We're delighted to present our Poem Of The Week, presented in association with Poetry Ireland.
This week's poem is Starry, Starry Night in the National Library by Moya Cannon - read it below.
Vincent, you would have loved it,
as Don McClean's song poured out
of the bottom, left-hand corner of the reading room
of the Irish National Library,
loudly enough for all twenty-three readers,
drowsy browsers, graduate students,
academics on sabbatical,
to lift and turn startled heads,
like sea-birds grazing a salt-marsh.
He sang for a whole yellow minute, maybe two,
while the readers continued to shift and turn around
not quite upset that their silence had been stolen.

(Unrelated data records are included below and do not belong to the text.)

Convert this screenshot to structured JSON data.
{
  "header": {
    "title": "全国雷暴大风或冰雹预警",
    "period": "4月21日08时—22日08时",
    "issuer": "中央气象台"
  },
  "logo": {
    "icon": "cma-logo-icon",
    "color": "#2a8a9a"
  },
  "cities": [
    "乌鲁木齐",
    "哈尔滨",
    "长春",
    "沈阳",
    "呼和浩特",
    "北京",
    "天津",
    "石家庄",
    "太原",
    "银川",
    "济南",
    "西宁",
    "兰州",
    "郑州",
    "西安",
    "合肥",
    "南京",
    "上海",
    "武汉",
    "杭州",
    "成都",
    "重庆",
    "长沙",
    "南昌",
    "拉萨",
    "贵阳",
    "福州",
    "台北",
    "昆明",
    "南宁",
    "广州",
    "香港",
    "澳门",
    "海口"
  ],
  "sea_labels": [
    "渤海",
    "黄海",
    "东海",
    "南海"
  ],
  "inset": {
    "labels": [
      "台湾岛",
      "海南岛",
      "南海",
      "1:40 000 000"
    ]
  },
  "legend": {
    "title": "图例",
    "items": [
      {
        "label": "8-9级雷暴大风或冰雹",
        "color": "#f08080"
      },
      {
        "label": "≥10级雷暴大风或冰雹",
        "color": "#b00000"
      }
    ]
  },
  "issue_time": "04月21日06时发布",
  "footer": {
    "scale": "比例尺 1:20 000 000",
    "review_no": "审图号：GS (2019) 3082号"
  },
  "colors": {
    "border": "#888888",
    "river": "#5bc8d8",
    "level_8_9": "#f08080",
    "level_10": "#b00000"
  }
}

From her curved counter a librarian scanned the desks
and a brown-jacketed, middle-aged man tiptoed
from the catalogue section and gently
closed the lid of a Mac Air, and a long, slow
sigh came from all forty-four cherubs
who had been swinging their plump garlands
high on the green library wall since your time
and I was blown back to a bedsit on South Circular Road
where, forty years ago, I blu-tacked a poster
of your blue and yellow field of stars
at the head of my single bed, not finding it strange
that the stars should swirl like small suns in the pit of night,
not knowing it was painted a year before
you took your own aching, luminous life,
and you, not knowing, as you fought your darkness
and frenziedly harvested the light of stars and sickle moon,
how it would all be poured into a song,
how your brush would flood a library across the sea,
a century later, with golden, starry light.